Schizophrenia
Dear God,
Thank you for this life that I have. Thank you for this beautiful house, and I praise you for the creation of my lovely family and wonderful friends.
I'm sorry to have to ask you about this...
Lord, they're listening!
Now, yesterday, tomorrow they hear.
They hear the music I play, the words I speak in your blessed name, they hear all.
Now, Lord, I wouldn't mind at all if there wasn't a major problem with that. I'm very grateful for this house, after all.
But...
The ears are tripping over the visitors. Whenever people come around, they are first spooked by the colour of the walls. Then they look closer and are terrified by the ears poking out. They'll run and call me a witch, and then the ears move.
They jiggle with laughter.
Lord, the walls are making me lonely. I feel like I can barely say this aloud because they are listening, they are listening.
What if they are watching too?
Are they conspiring to kill me?
Drown me in their earwax?
Lord, I am afraid!
The walls hear all!
Amen
P.S Please hurry.
Silent History
The walls of our house are marked by a lifetime of stories. When I was three I had scribbled on the kitchen wall leading into the living room, my mother wasn't in there to supervise me because she was in my grandmother's bedroom. They were both crying. To this day, that scribble marks the anniversary of my grandfather's death. It has since been painted over, but an innocent action will forever commemorate tragedy.
When I turned six, my mother brought back a tradition that had started when she was a girl growing up with my uncles. My grandmother would mark their heights on her bedroom wall every year on their birthdays to track their growth. I was the fourth child to be added to that wall, and I will never forget my pride when it was revealed that I was taller than my mother when she was the same age. She pretended to be embarrassed to make me laugh, a trait of her's that I'll never forget.
There is a mark by the front door that was left there mother's anger when my father finally returned home in the night after three years of absence. She had thrown a glass plate at him and missed, shattering it against the wall. The sound woke me from my sleep and when my father had walked out the door once more she held me tighter than she ever had before and tried her best not to cry. I understood what she was feeling.

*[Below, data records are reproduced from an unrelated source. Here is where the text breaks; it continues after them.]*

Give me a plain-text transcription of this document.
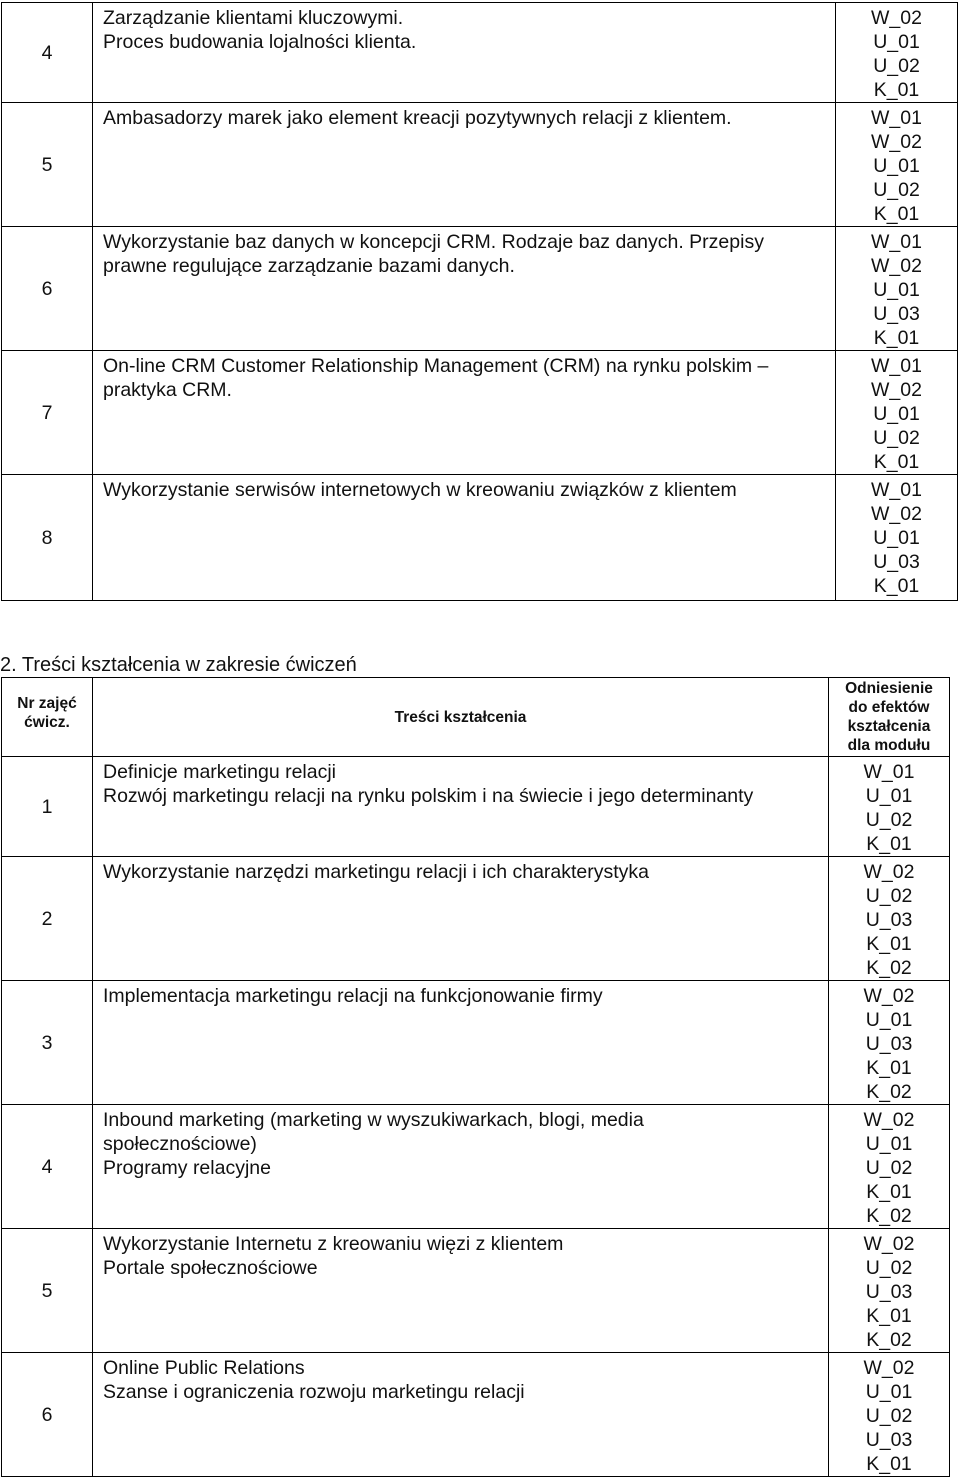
4	Zarządzanie klientami kluczowymi.
Proces budowania lojalności klienta.	W_02
U_01
U_02
K_01

5	Ambasadorzy marek jako element kreacji pozytywnych relacji z klientem.	W_01
W_02
U_01
U_02
K_01

6	Wykorzystanie baz danych w koncepcji CRM. Rodzaje baz danych. Przepisy
prawne regulujące zarządzanie bazami danych.	W_01
W_02
U_01
U_03
K_01

7	On-line CRM Customer Relationship Management (CRM) na rynku polskim –
praktyka CRM.	W_01
W_02
U_01
U_02
K_01

8	Wykorzystanie serwisów internetowych w kreowaniu związków z klientem	W_01
W_02
U_01
U_03
K_01
2. Treści kształcenia w zakresie ćwiczeń
Nr zajęć
ćwicz.	Treści kształcenia	Odniesienie
do efektów
kształcenia
dla modułu

1	Definicje marketingu relacji
Rozwój marketingu relacji na rynku polskim i na świecie i jego determinanty	W_01
U_01
U_02
K_01

2	Wykorzystanie narzędzi marketingu relacji i ich charakterystyka	W_02
U_02
U_03
K_01
K_02

3	Implementacja marketingu relacji na funkcjonowanie firmy	W_02
U_01
U_03
K_01
K_02

4	Inbound marketing (marketing w wyszukiwarkach, blogi, media
społecznościowe)
Programy relacyjne	W_02
U_01
U_02
K_01
K_02

5	Wykorzystanie Internetu z kreowaniu więzi z klientem
Portale społecznościowe	W_02
U_02
U_03
K_01
K_02

6	Online Public Relations
Szanse i ograniczenia rozwoju marketingu relacji	W_02
U_01
U_02
U_03
K_01
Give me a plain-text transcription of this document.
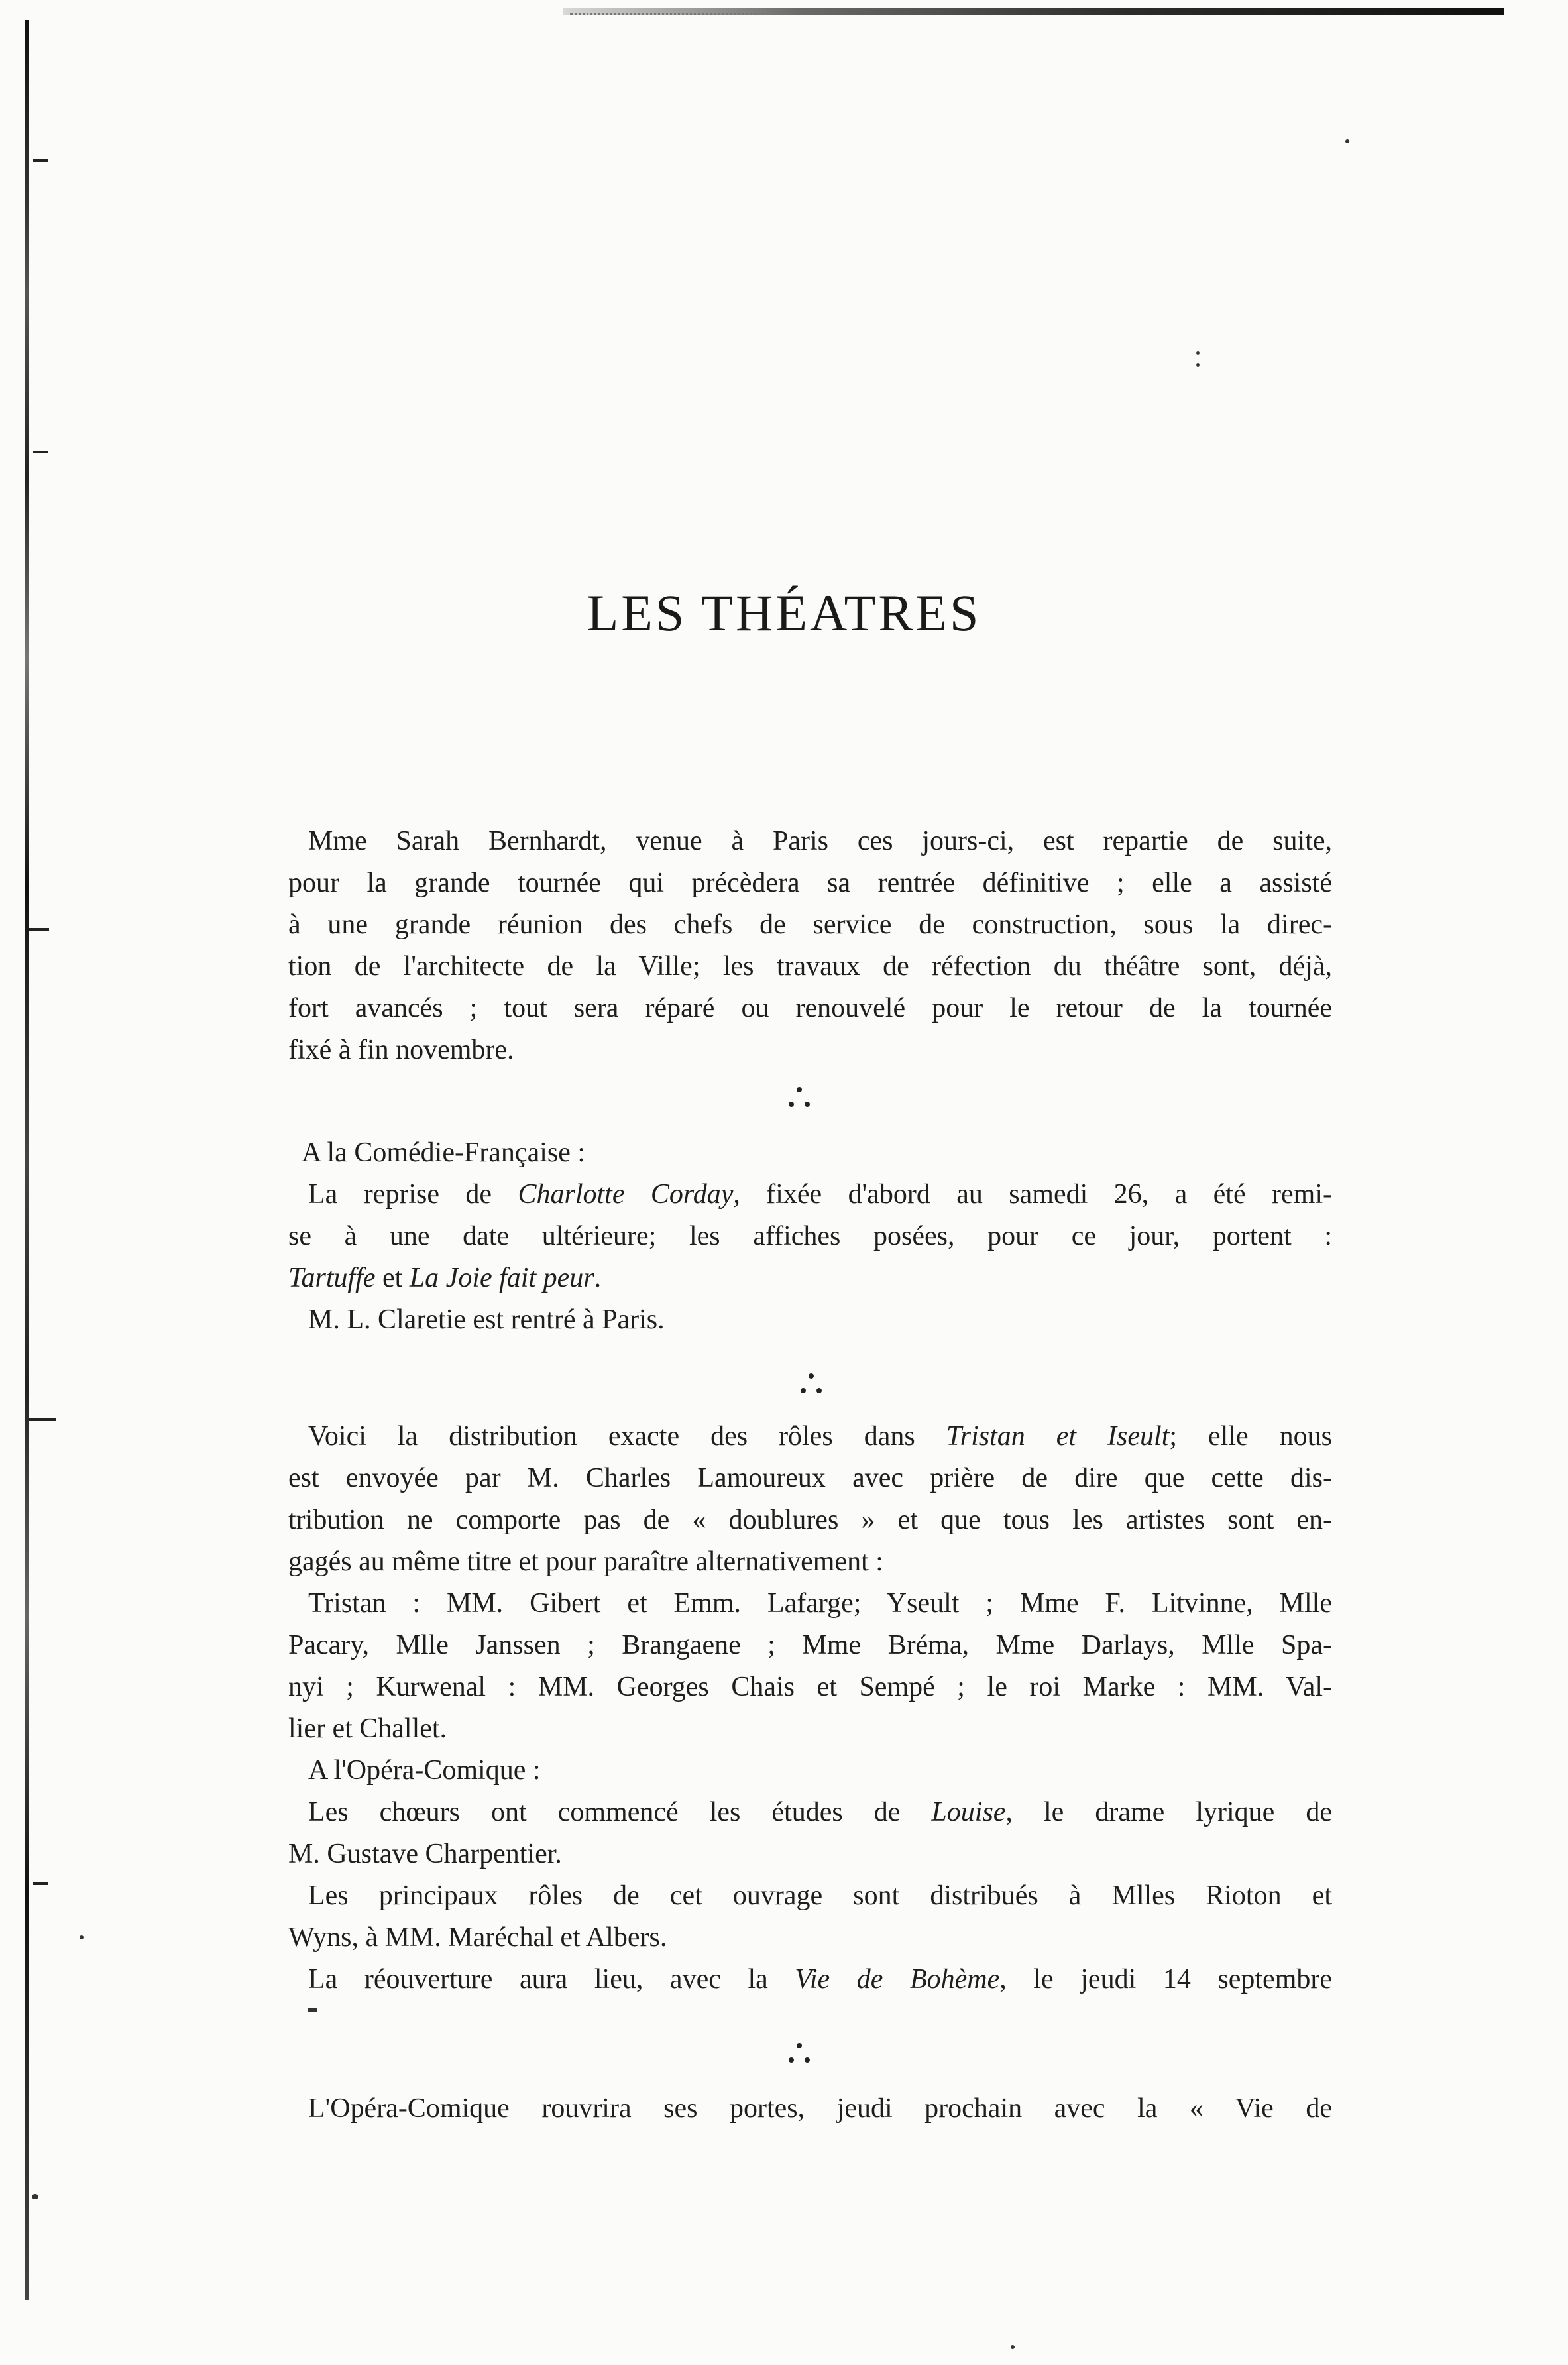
LES THÉATRES
Mme Sarah Bernhardt, venue à Paris ces jours-ci, est repartie de suite,
pour la grande tournée qui précèdera sa rentrée définitive ; elle a assisté
à une grande réunion des chefs de service de construction, sous la direc-
tion de l'architecte de la Ville; les travaux de réfection du théâtre sont, déjà,
fort avancés ; tout sera réparé ou renouvelé pour le retour de la tournée
fixé à fin novembre.
A la Comédie-Française :
La reprise de Charlotte Corday, fixée d'abord au samedi 26, a été remi-
se à une date ultérieure; les affiches posées, pour ce jour, portent :
Tartuffe et La Joie fait peur.
M. L. Claretie est rentré à Paris.
Voici la distribution exacte des rôles dans Tristan et Iseult; elle nous
est envoyée par M. Charles Lamoureux avec prière de dire que cette dis-
tribution ne comporte pas de « doublures » et que tous les artistes sont en-
gagés au même titre et pour paraître alternativement :
Tristan : MM. Gibert et Emm. Lafarge; Yseult ; Mme F. Litvinne, Mlle
Pacary, Mlle Janssen ; Brangaene ; Mme Bréma, Mme Darlays, Mlle Spa-
nyi ; Kurwenal : MM. Georges Chais et Sempé ; le roi Marke : MM. Val-
lier et Challet.
A l'Opéra-Comique :
Les chœurs ont commencé les études de Louise, le drame lyrique de
M. Gustave Charpentier.
Les principaux rôles de cet ouvrage sont distribués à Mlles Rioton et
Wyns, à MM. Maréchal et Albers.
La réouverture aura lieu, avec la Vie de Bohème, le jeudi 14 septembre
L'Opéra-Comique rouvrira ses portes, jeudi prochain avec la « Vie de
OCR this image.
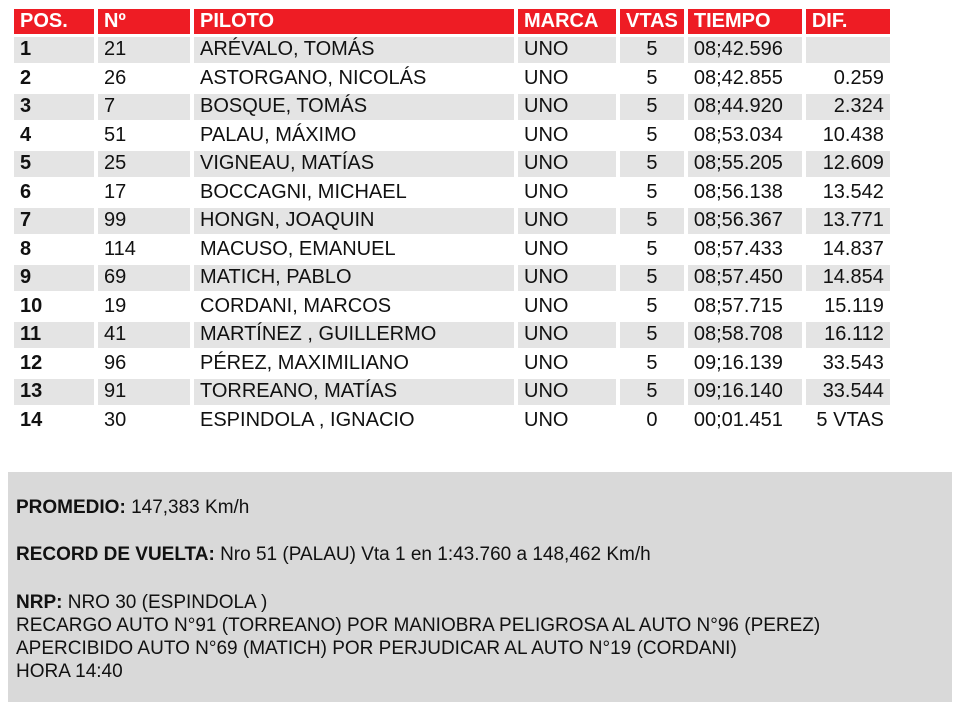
POS.	Nº	PILOTO	MARCA	VTAS	TIEMPO	DIF.
1	21	ARÉVALO, TOMÁS	UNO	5	08;42.596	
2	26	ASTORGANO, NICOLÁS	UNO	5	08;42.855	0.259
3	7	BOSQUE, TOMÁS	UNO	5	08;44.920	2.324
4	51	PALAU, MÁXIMO	UNO	5	08;53.034	10.438
5	25	VIGNEAU, MATÍAS	UNO	5	08;55.205	12.609
6	17	BOCCAGNI, MICHAEL	UNO	5	08;56.138	13.542
7	99	HONGN, JOAQUIN	UNO	5	08;56.367	13.771
8	114	MACUSO, EMANUEL	UNO	5	08;57.433	14.837
9	69	MATICH, PABLO	UNO	5	08;57.450	14.854
10	19	CORDANI, MARCOS	UNO	5	08;57.715	15.119
11	41	MARTÍNEZ , GUILLERMO	UNO	5	08;58.708	16.112
12	96	PÉREZ, MAXIMILIANO	UNO	5	09;16.139	33.543
13	91	TORREANO, MATÍAS	UNO	5	09;16.140	33.544
14	30	ESPINDOLA , IGNACIO	UNO	0	00;01.451	5 VTAS
PROMEDIO: 147,383 Km/h
RECORD DE VUELTA: Nro 51 (PALAU) Vta 1 en 1:43.760 a 148,462 Km/h
NRP: NRO 30 (ESPINDOLA )
RECARGO AUTO N°91 (TORREANO) POR MANIOBRA PELIGROSA AL AUTO N°96 (PEREZ)
APERCIBIDO AUTO N°69 (MATICH) POR PERJUDICAR AL AUTO N°19 (CORDANI)
HORA 14:40
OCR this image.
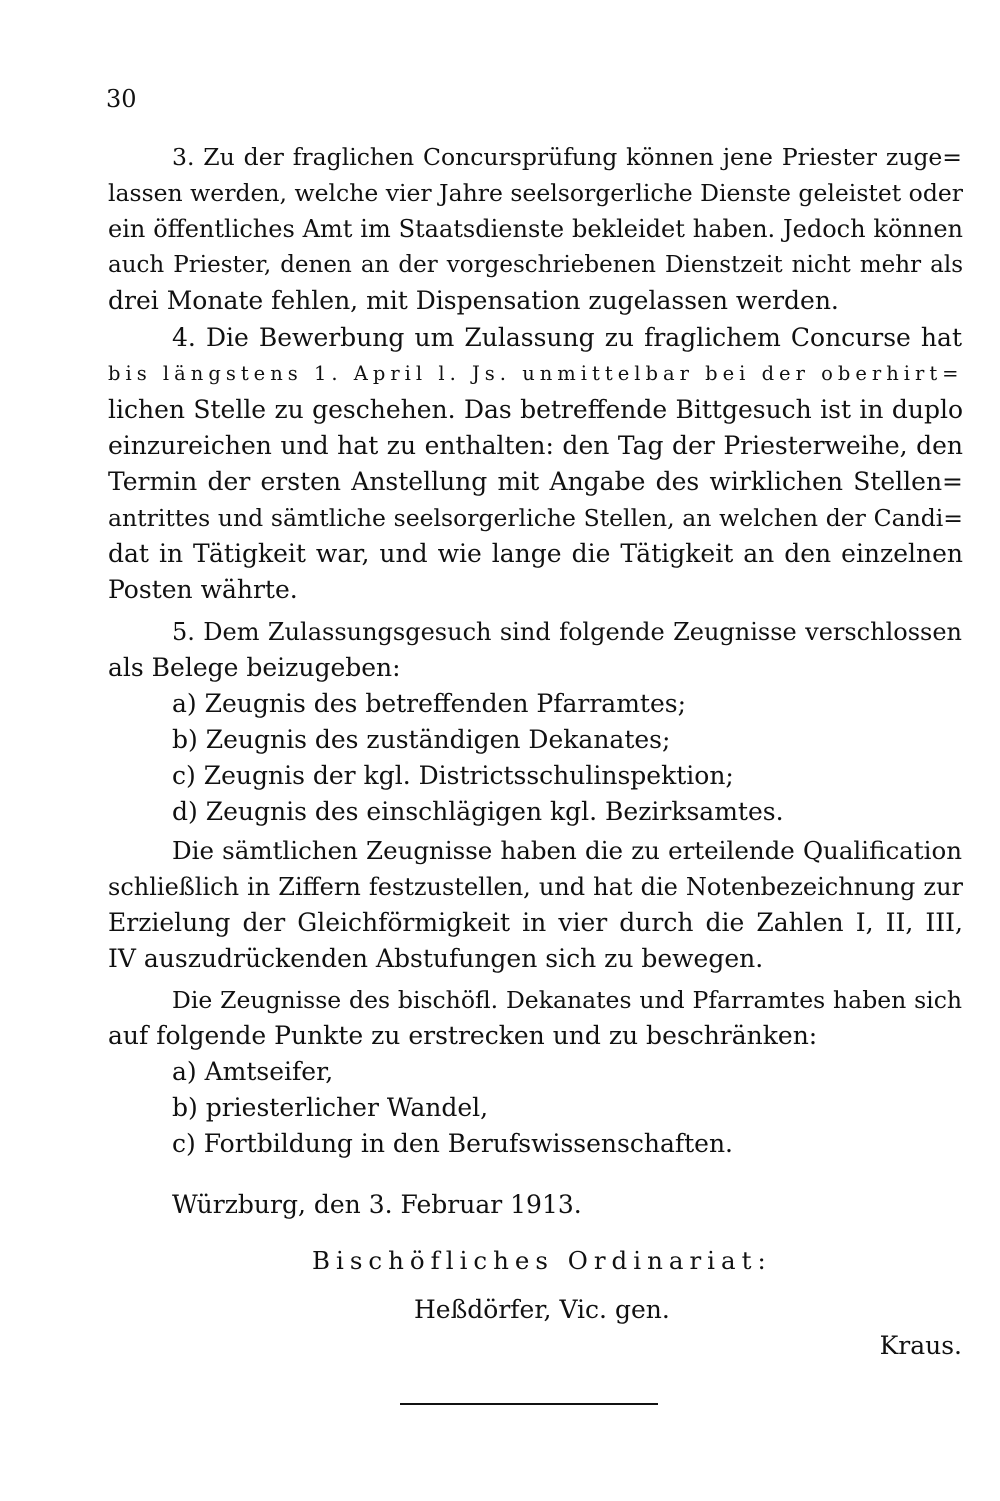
30
3. Zu der fraglichen Concursprüfung können jene Priester zuge=
lassen werden, welche vier Jahre seelsorgerliche Dienste geleistet oder
ein öffentliches Amt im Staatsdienste bekleidet haben. Jedoch können
auch Priester, denen an der vorgeschriebenen Dienstzeit nicht mehr als
drei Monate fehlen, mit Dispensation zugelassen werden.
4. Die Bewerbung um Zulassung zu fraglichem Concurse hat
bis längstens 1. April l. Js. unmittelbar bei der oberhirt=
lichen Stelle zu geschehen. Das betreffende Bittgesuch ist in duplo
einzureichen und hat zu enthalten: den Tag der Priesterweihe, den
Termin der ersten Anstellung mit Angabe des wirklichen Stellen=
antrittes und sämtliche seelsorgerliche Stellen, an welchen der Candi=
dat in Tätigkeit war, und wie lange die Tätigkeit an den einzelnen
Posten währte.
5. Dem Zulassungsgesuch sind folgende Zeugnisse verschlossen
als Belege beizugeben:
a) Zeugnis des betreffenden Pfarramtes;
b) Zeugnis des zuständigen Dekanates;
c) Zeugnis der kgl. Districtsschulinspektion;
d) Zeugnis des einschlägigen kgl. Bezirksamtes.
Die sämtlichen Zeugnisse haben die zu erteilende Qualification
schließlich in Ziffern festzustellen, und hat die Notenbezeichnung zur
Erzielung der Gleichförmigkeit in vier durch die Zahlen I, II, III,
IV auszudrückenden Abstufungen sich zu bewegen.
Die Zeugnisse des bischöfl. Dekanates und Pfarramtes haben sich
auf folgende Punkte zu erstrecken und zu beschränken:
a) Amtseifer,
b) priesterlicher Wandel,
c) Fortbildung in den Berufswissenschaften.
Würzburg, den 3. Februar 1913.
Bischöfliches Ordinariat:
Heßdörfer, Vic. gen.
Kraus.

Every single birthday party I ever had, every single Christmas and Thanksgiving, was celebrated within those walls. Those knicks and scribbles and marks will forever stand as a testament to the stories that were acted out in that house. And even if a fire sweeps through its halls and a bulldozer tears it to the ground those moments will never be lost, I will never allow it to be otherwise. Those walls have seen a lifetime of happiness and hardships, they've seen moments my mother and I will never talk about and because of that they know more than anyone. The same can be said for the walls of every house and hearth and hall that has ever been. They stand as a monument to the silent history of humanity that will never be told within schools or churches because they cannot be taught like lessons upon a chalkboard, only experienced. Those little moments in time that we will always remember will forever be marked upon the wall like the height of a six year old boy.